Une entrepreneure en restauration au Québec en colère car elle a payé 115$ pour une caisse de tomates

Dans le tumulte économique actuel, une entrepreneure québécoise du secteur de la restauration exprime sa frustration profonde face à l’explosion des coûts des aliments.

Sur TikTok, via sa page @la_petite_boite_a_lunch, elle partage une anecdote criante : une caisse de 25 livres de tomates facturée 115 $, un prix exorbitant pour des produits ordinaires utilisés dans des sandwichs, salades et desserts.

@la_petite_boite_a_lunch

« Des caisses de tomates à 115 $… ce n’est pas possible… » Cette déclaration virale met en lumière les défis insurmontables des petits restaurateurs qui peinent à survivre.

L’économie pèse lourdement sur les épaules des entrepreneurs en restauration au Québec. Avec l’inflation alimentaire prévue à 4 à 6% en 2026, une famille moyenne devra débourser près de 17 572 $ pour se nourrir, soit presque 1 000 $ de plus qu’en 2025. Les légumes, comme les tomates, voient leurs prix grimper de 3 à 5%, impactés par les aléas climatiques, la hausse des coûts de transport et l’essence. Autrefois vendues autour de 35 $ pour 20 livres en saison, ces caisses atteignent désormais des sommets injustifiables, forçant les propriétaires à renvoyer des commandes entières.

Les restaurateurs vivent « d’amour et d’eau pure », comme le décrit l’entrepreneure, travaillant sans relâche pour couvrir les factures sans marges bénéficiaires. Les profits d’antan ont fondu, alors que les coûts des matières premières flambent : viandes en hausse de 5 à 7%, produits secs jusqu’à 6%. « On ne fait que travailler pour payer nos factures.

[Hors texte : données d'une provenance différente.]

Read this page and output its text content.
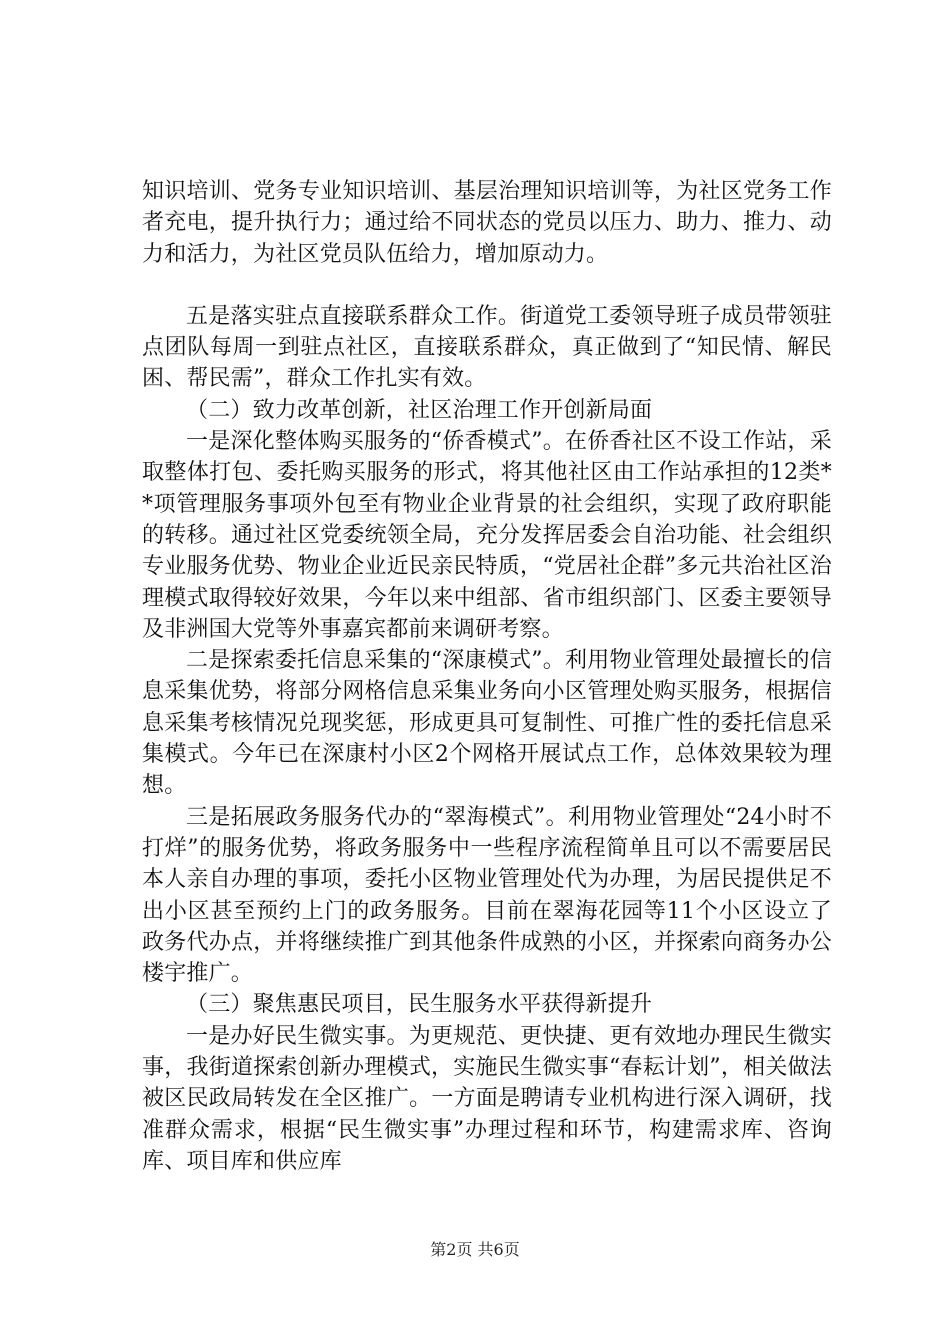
知识培训、党务专业知识培训、基层治理知识培训等，为社区党务工作者充电，提升执行力；通过给不同状态的党员以压力、助力、推力、动力和活力，为社区党员队伍给力，增加原动力。

五是落实驻点直接联系群众工作。街道党工委领导班子成员带领驻点团队每周一到驻点社区，直接联系群众，真正做到了“知民情、解民困、帮民需”，群众工作扎实有效。

（二）致力改革创新，社区治理工作开创新局面

一是深化整体购买服务的“侨香模式”。在侨香社区不设工作站，采取整体打包、委托购买服务的形式，将其他社区由工作站承担的12类**项管理服务事项外包至有物业企业背景的社会组织，实现了政府职能的转移。通过社区党委统领全局，充分发挥居委会自治功能、社会组织专业服务优势、物业企业近民亲民特质，“党居社企群”多元共治社区治理模式取得较好效果，今年以来中组部、省市组织部门、区委主要领导及非洲国大党等外事嘉宾都前来调研考察。

二是探索委托信息采集的“深康模式”。利用物业管理处最擅长的信息采集优势，将部分网格信息采集业务向小区管理处购买服务，根据信息采集考核情况兑现奖惩，形成更具可复制性、可推广性的委托信息采集模式。今年已在深康村小区2个网格开展试点工作，总体效果较为理想。

三是拓展政务服务代办的“翠海模式”。利用物业管理处“24小时不打烊”的服务优势，将政务服务中一些程序流程简单且可以不需要居民本人亲自办理的事项，委托小区物业管理处代为办理，为居民提供足不出小区甚至预约上门的政务服务。目前在翠海花园等11个小区设立了政务代办点，并将继续推广到其他条件成熟的小区，并探索向商务办公楼宇推广。

（三）聚焦惠民项目，民生服务水平获得新提升

一是办好民生微实事。为更规范、更快捷、更有效地办理民生微实事，我街道探索创新办理模式，实施民生微实事“春耘计划”，相关做法被区民政局转发在全区推广。一方面是聘请专业机构进行深入调研，找准群众需求，根据“民生微实事”办理过程和环节，构建需求库、咨询库、项目库和供应库

第2页 共6页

Un jour, il va falloir vraiment que ça change. » Les clients blâment les hausses de menu, ignorant que les restaurateurs « travaillent quasiment gratuitement » face à cette spirale inflationniste.

Cette situation isolante pousse au désespoir : « Je me sens seule un peu là-dedans », confie-t-elle, impressionnée d’être la seule à « capoter » devant ces absurdités. Au Québec, où l’inflation alimentaire a ralenti à 2% en 2024 mais reste 27% plus élevée qu’il y a cinq ans, les petits établissements comme La Petite Boîte à Lunch ferment ou adaptent leurs menus drastiquement – adieu les BLT cette semaine!

@la_petite_boite_a_lunch

Face à cette crise, un cri du cœur retentit : le gouvernement doit intervenir pour soulager les petits restaurants. Les changements climatiques, les tensions commerciales et la pénurie de main-d’œuvre agricole exacerbent le problème, menaçant des fermetures en cascade. Les consommateurs, appelés à comprendre ces réalités, peuvent soutenir en choisissant local et en valorisant les efforts des entrepreneurs. Cette histoire n’est pas isolée ; elle reflète un secteur au bord du gouffre, urgeant un soutien concret pour préserver notre gastronomie québécoise vibrante.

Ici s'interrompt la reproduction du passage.